Tuileries Boat Man, 2002
I’ve just started reading David McCullough’s latest book, The Greater Journey, about the parade of American writers, artists, scientists and educators who followed in the footsteps of Thomas Jefferson and Benjamin Franklin and took their chances on the high seas to journey to Paris in the 1820s and 1830s. What they saw, learned and brought home with them resulted in changes in American culture, science and medicine that are still alive today.
I’ve always admired McCullough’s books. He’s probably best known for John Adams, but it was his books about the building of the Panama Canal and the Brooklyn Bridge that first caught my eye many years ago. McCullough’s style is very welcoming to people like me who had a hard time in school making sense of the linear recitation of years and wars. If you’ve ever seen or heard McCullough interviewed or seen the HBO documentary about him, you’ll know that he’s not only a gifted writer and historian, but also a charming and funny person you’d like to have as a friend.
It’s hard for us today to imagine just how arduous the voyage to England and France was at the turn of the Nineteenth Century. Two-masted sailing ships were still the norm. Cargo was the priority and passengers were an afterthought. An even routine crossing of the Atlantic Ocean could take five or six weeks. Bad weather and high sea could add weeks more. More than a few people commented that the difficulty of getting there had made the wisdom of spending the rest of their life in Paris look awfully smart.
It’s also hard for us to imagine just how awestruck those first American visitors from their still young country must have been when they first got to Rouen, the midway point between the port of La Havre and Paris, where the foundation of the city’s mighty Gothic cathedral had been laid centuries before the Western Hemisphere was even known to Europeans.
It appears that McCullough will be telling this story through the eyes of a half dozen or so well known individuals in American history, including James Fenimore Cooper, Samuel Morse, Emma Willard and Oliver Wendell Holmes. I’ve only reached Chapter Two, where our hearty bunch is just beginning to arrive in and explore Paris. But already they are dazzled by the complete differentness of French culture, by the commitment of Parisians to grand public parks and spaces and to the desire of even the common folk to have regular access to good food, art and opera. As to the food, Philadelphia educator John Sanderson observed, “The French dine to gratify, we to appease appetite. We demolish dinner, they eat it.”
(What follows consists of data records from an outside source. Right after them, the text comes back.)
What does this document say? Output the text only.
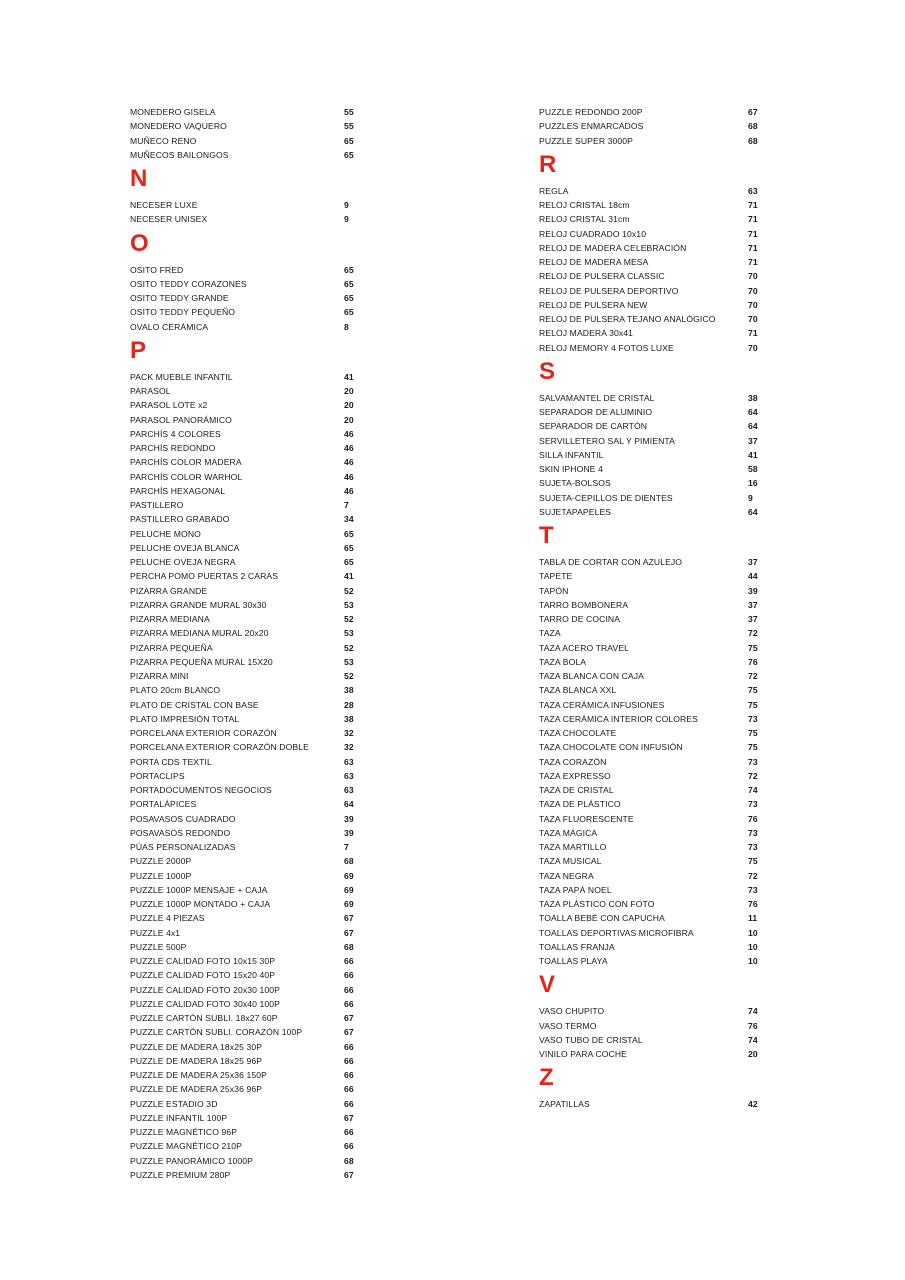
MONEDERO GISELA	55
MONEDERO VAQUERO	55
MUÑECO RENO	65
MUÑECOS BAILONGOS	65
N
NECESER LUXE	9
NECESER UNISEX	9
O
OSITO FRED	65
OSITO TEDDY CORAZONES	65
OSITO TEDDY GRANDE	65
OSITO TEDDY PEQUEÑO	65
OVALO CERÁMICA	8
P
PACK MUEBLE INFANTIL	41
PARASOL	20
PARASOL LOTE x2	20
PARASOL PANORÁMICO	20
PARCHÍS 4 COLORES	46
PARCHÍS REDONDO	46
PARCHÍS COLOR MADERA	46
PARCHÍS COLOR WARHOL	46
PARCHÍS HEXAGONAL	46
PASTILLERO	7
PASTILLERO GRABADO	34
PELUCHE MONO	65
PELUCHE OVEJA BLANCA	65
PELUCHE OVEJA NEGRA	65
PERCHA POMO PUERTAS 2 CARAS	41
PIZARRA GRANDE	52
PIZARRA GRANDE MURAL 30x30	53
PIZARRA MEDIANA	52
PIZARRA MEDIANA MURAL 20x20	53
PIZARRA PEQUEÑA	52
PIZARRA PEQUEÑA MURAL 15X20	53
PIZARRA MINI	52
PLATO 20cm BLANCO	38
PLATO DE CRISTAL CON BASE	28
PLATO IMPRESIÓN TOTAL	38
PORCELANA EXTERIOR CORAZÓN	32
PORCELANA EXTERIOR CORAZÓN DOBLE	32
PORTA CDS TEXTIL	63
PORTACLIPS	63
PORTADOCUMENTOS NEGOCIOS	63
PORTALÁPICES	64
POSAVASOS CUADRADO	39
POSAVASOS REDONDO	39
PÚAS PERSONALIZADAS	7
PUZZLE 2000P	68
PUZZLE 1000P	69
PUZZLE 1000P MENSAJE + CAJA	69
PUZZLE 1000P MONTADO + CAJA	69
PUZZLE 4 PIEZAS	67
PUZZLE 4x1	67
PUZZLE 500P	68
PUZZLE CALIDAD FOTO 10x15 30P	66
PUZZLE CALIDAD FOTO 15x20 40P	66
PUZZLE CALIDAD FOTO 20x30 100P	66
PUZZLE CALIDAD FOTO 30x40 100P	66
PUZZLE CARTÓN SUBLI. 18x27 60P	67
PUZZLE CARTÓN SUBLI. CORAZÓN 100P	67
PUZZLE DE MADERA 18x25 30P	66
PUZZLE DE MADERA 18x25 96P	66
PUZZLE DE MADERA 25x36 150P	66
PUZZLE DE MADERA 25x36 96P	66
PUZZLE ESTADIO 3D	66
PUZZLE INFANTIL 100P	67
PUZZLE MAGNÉTICO 96P	66
PUZZLE MAGNÉTICO 210P	66
PUZZLE PANORÁMICO 1000P	68
PUZZLE PREMIUM 280P	67
PUZZLE REDONDO 200P	67
PUZZLES ENMARCADOS	68
PUZZLE SUPER 3000P	68
R
REGLA	63
RELOJ CRISTAL 18cm	71
RELOJ CRISTAL 31cm	71
RELOJ CUADRADO 10x10	71
RELOJ DE MADERA CELEBRACIÓN	71
RELOJ DE MADERA MESA	71
RELOJ DE PULSERA CLASSIC	70
RELOJ DE PULSERA DEPORTIVO	70
RELOJ DE PULSERA NEW	70
RELOJ DE PULSERA TEJANO ANALÓGICO	70
RELOJ MADERA 30x41	71
RELOJ MEMORY 4 FOTOS LUXE	70
S
SALVAMANTEL DE CRISTAL	38
SEPARADOR DE ALUMINIO	64
SEPARADOR DE CARTÓN	64
SERVILLETERO SAL Y PIMIENTA	37
SILLA INFANTIL	41
SKIN IPHONE 4	58
SUJETA-BOLSOS	16
SUJETA-CEPILLOS DE DIENTES	9
SUJETAPAPELES	64
T
TABLA DE CORTAR CON AZULEJO	37
TAPETE	44
TAPÓN	39
TARRO BOMBONERA	37
TARRO DE COCINA	37
TAZA	72
TAZA ACERO TRAVEL	75
TAZA BOLA	76
TAZA BLANCA CON CAJA	72
TAZA BLANCA XXL	75
TAZA CERÁMICA INFUSIONES	75
TAZA CERÁMICA INTERIOR COLORES	73
TAZA CHOCOLATE	75
TAZA CHOCOLATE CON INFUSIÓN	75
TAZA CORAZÓN	73
TAZA EXPRESSO	72
TAZA DE CRISTAL	74
TAZA DE PLÁSTICO	73
TAZA FLUORESCENTE	76
TAZA MÁGICA	73
TAZA MARTILLO	73
TAZA MUSICAL	75
TAZA NEGRA	72
TAZA PAPÁ NOEL	73
TAZA PLÁSTICO CON FOTO	76
TOALLA BEBÉ CON CAPUCHA	11
TOALLAS DEPORTIVAS MICROFIBRA	10
TOALLAS FRANJA	10
TOALLAS PLAYA	10
V
VASO CHUPITO	74
VASO TERMO	76
VASO TUBO DE CRISTAL	74
VINILO PARA COCHE	20
Z
ZAPATILLAS	42
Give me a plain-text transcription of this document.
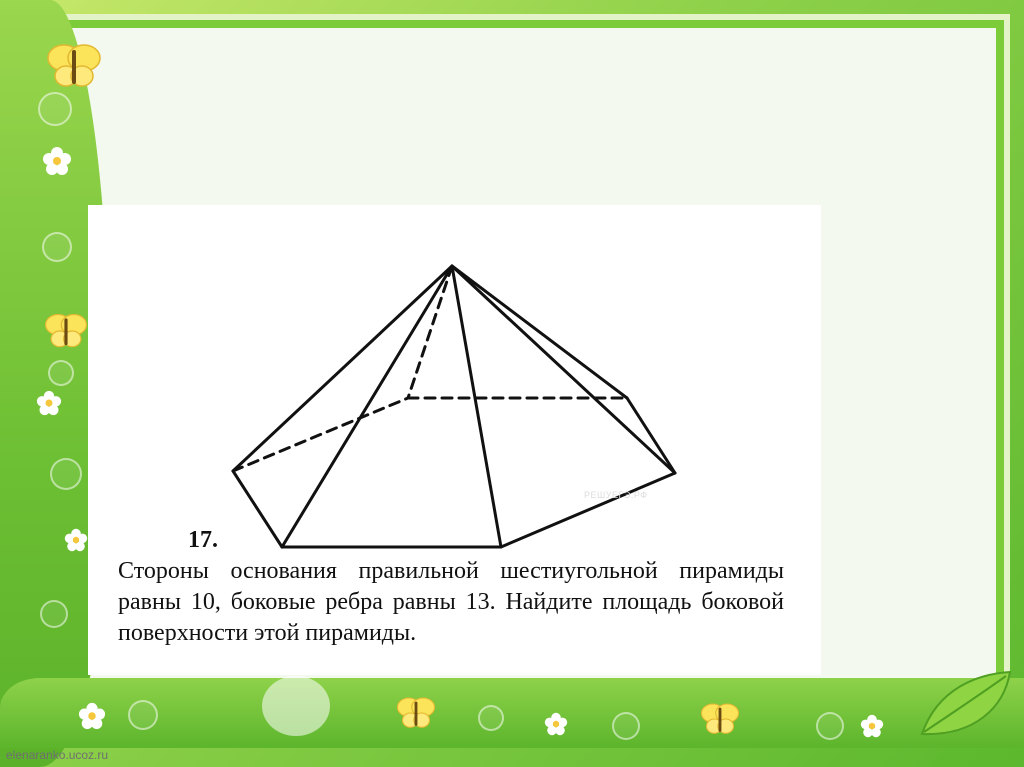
РЕШУЕГЭ.РФ
17.
Стороны основания правильной шестиугольной пирамиды равны 10, боковые ребра равны 13. Найдите площадь боковой поверхности этой пирамиды.
elenaranko.ucoz.ru
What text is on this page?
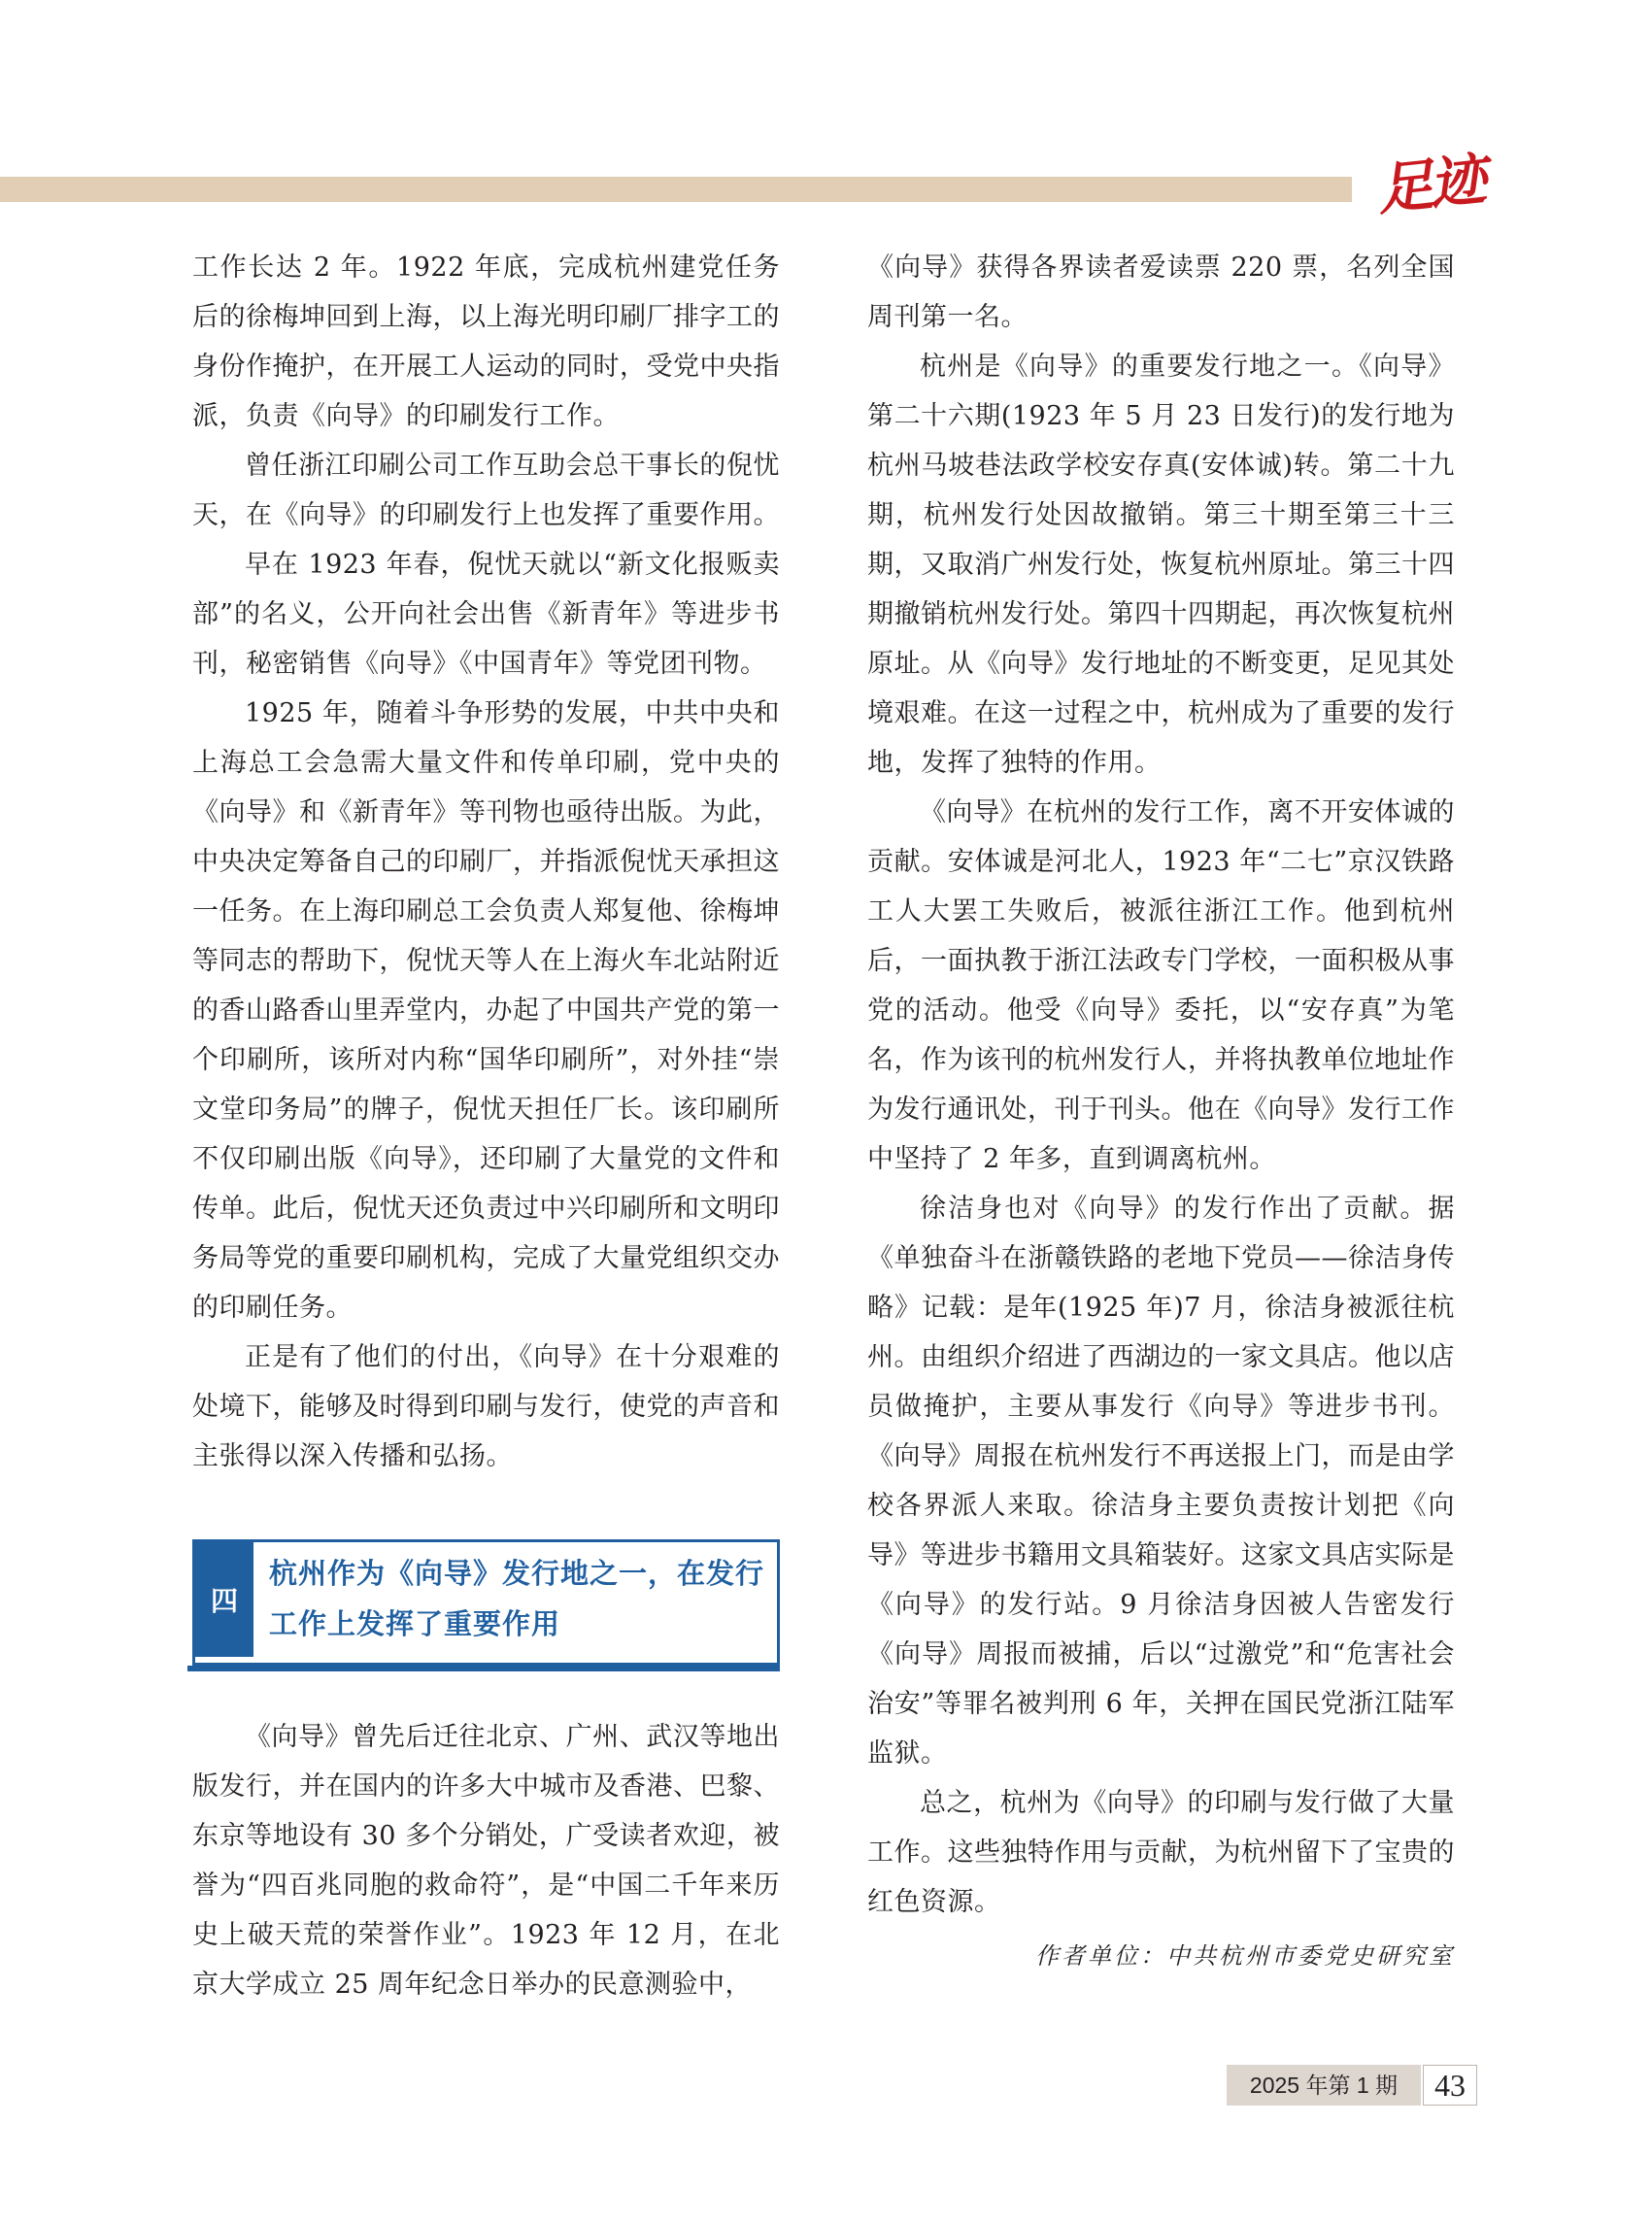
足迹

工作长达 2 年。1922 年底，完成杭州建党任务后的徐梅坤回到上海，以上海光明印刷厂排字工的身份作掩护，在开展工人运动的同时，受党中央指派，负责《向导》的印刷发行工作。

曾任浙江印刷公司工作互助会总干事长的倪忧天，在《向导》的印刷发行上也发挥了重要作用。

早在 1923 年春，倪忧天就以“新文化报贩卖部”的名义，公开向社会出售《新青年》等进步书刊，秘密销售《向导》《中国青年》等党团刊物。

1925 年，随着斗争形势的发展，中共中央和上海总工会急需大量文件和传单印刷，党中央的《向导》和《新青年》等刊物也亟待出版。为此，中央决定筹备自己的印刷厂，并指派倪忧天承担这一任务。在上海印刷总工会负责人郑复他、徐梅坤等同志的帮助下，倪忧天等人在上海火车北站附近的香山路香山里弄堂内，办起了中国共产党的第一个印刷所，该所对内称“国华印刷所”，对外挂“崇文堂印务局”的牌子，倪忧天担任厂长。该印刷所不仅印刷出版《向导》，还印刷了大量党的文件和传单。此后，倪忧天还负责过中兴印刷所和文明印务局等党的重要印刷机构，完成了大量党组织交办的印刷任务。

正是有了他们的付出，《向导》在十分艰难的处境下，能够及时得到印刷与发行，使党的声音和主张得以深入传播和弘扬。

四
杭州作为《向导》发行地之一，在发行工作上发挥了重要作用

《向导》曾先后迁往北京、广州、武汉等地出版发行，并在国内的许多大中城市及香港、巴黎、东京等地设有 30 多个分销处，广受读者欢迎，被誉为“四百兆同胞的救命符”，是“中国二千年来历史上破天荒的荣誉作业”。1923 年 12 月，在北京大学成立 25 周年纪念日举办的民意测验中，

《向导》获得各界读者爱读票 220 票，名列全国周刊第一名。

杭州是《向导》的重要发行地之一。《向导》第二十六期(1923 年 5 月 23 日发行)的发行地为杭州马坡巷法政学校安存真(安体诚)转。第二十九期，杭州发行处因故撤销。第三十期至第三十三期，又取消广州发行处，恢复杭州原址。第三十四期撤销杭州发行处。第四十四期起，再次恢复杭州原址。从《向导》发行地址的不断变更，足见其处境艰难。在这一过程之中，杭州成为了重要的发行地，发挥了独特的作用。

《向导》在杭州的发行工作，离不开安体诚的贡献。安体诚是河北人，1923 年“二七”京汉铁路工人大罢工失败后，被派往浙江工作。他到杭州后，一面执教于浙江法政专门学校，一面积极从事党的活动。他受《向导》委托，以“安存真”为笔名，作为该刊的杭州发行人，并将执教单位地址作为发行通讯处，刊于刊头。他在《向导》发行工作中坚持了 2 年多，直到调离杭州。

徐洁身也对《向导》的发行作出了贡献。据《单独奋斗在浙赣铁路的老地下党员——徐洁身传略》记载：是年(1925 年)7 月，徐洁身被派往杭州。由组织介绍进了西湖边的一家文具店。他以店员做掩护，主要从事发行《向导》等进步书刊。《向导》周报在杭州发行不再送报上门，而是由学校各界派人来取。徐洁身主要负责按计划把《向导》等进步书籍用文具箱装好。这家文具店实际是《向导》的发行站。9 月徐洁身因被人告密发行《向导》周报而被捕，后以“过激党”和“危害社会治安”等罪名被判刑 6 年，关押在国民党浙江陆军监狱。

总之，杭州为《向导》的印刷与发行做了大量工作。这些独特作用与贡献，为杭州留下了宝贵的红色资源。

作者单位：中共杭州市委党史研究室

2025 年第 1 期	43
The glories of the art of architecture, of the arts on all sides, in and out of doors, the conviction of the French that the arts were indispensable to the enjoyment and meaning of life, affected the Americans more than anything else about Paris, and led many to conclude that their own country had a long way to go.The Americans of the 1820s had no great cities yet. Pierre L’Enfant's plan for Washington, D.C. was still being staked out. The first U.S. Capitol building, though, was the tallest building in the nation. When they visited Paris, the Americans could not get over the benefit of the city’s parks.
Face Off, 2006
When I went to Paris for the first time, I had a much better idea of what I was getting into. I’d had the benefit of books, art history classes, still photographs, slides, American in Paris and Pink Panther movies, and six years of high school and college French. But the differentness of Paris still came through, just as any foreign place does if you’ve spent your whole life up to that point in a geographic or cultural bubble. The parks of Paris quickly won me over, especially the Tuileries Garden.
Paris has many beautiful public gardens. Some people swear by the Place des Vosges or the Luxembourg Garden. But my loyalty stays with the Tuileries. Like the others, it’s extremely formal in layout, but includes several areas where the visitor can linger for minutes or hours without feeling boxed in.
The early 19th Century American visitors to Paris were also impressed by the city’s dedication to art in public places. This value is still shared in modern Paris, where in the Tuileries Garden, for example, statues from the Eighteenth Century share space with art from the Twentieth and Twenty-first centuries.
A feast for the mind and the senses today as it was two hundred years ago.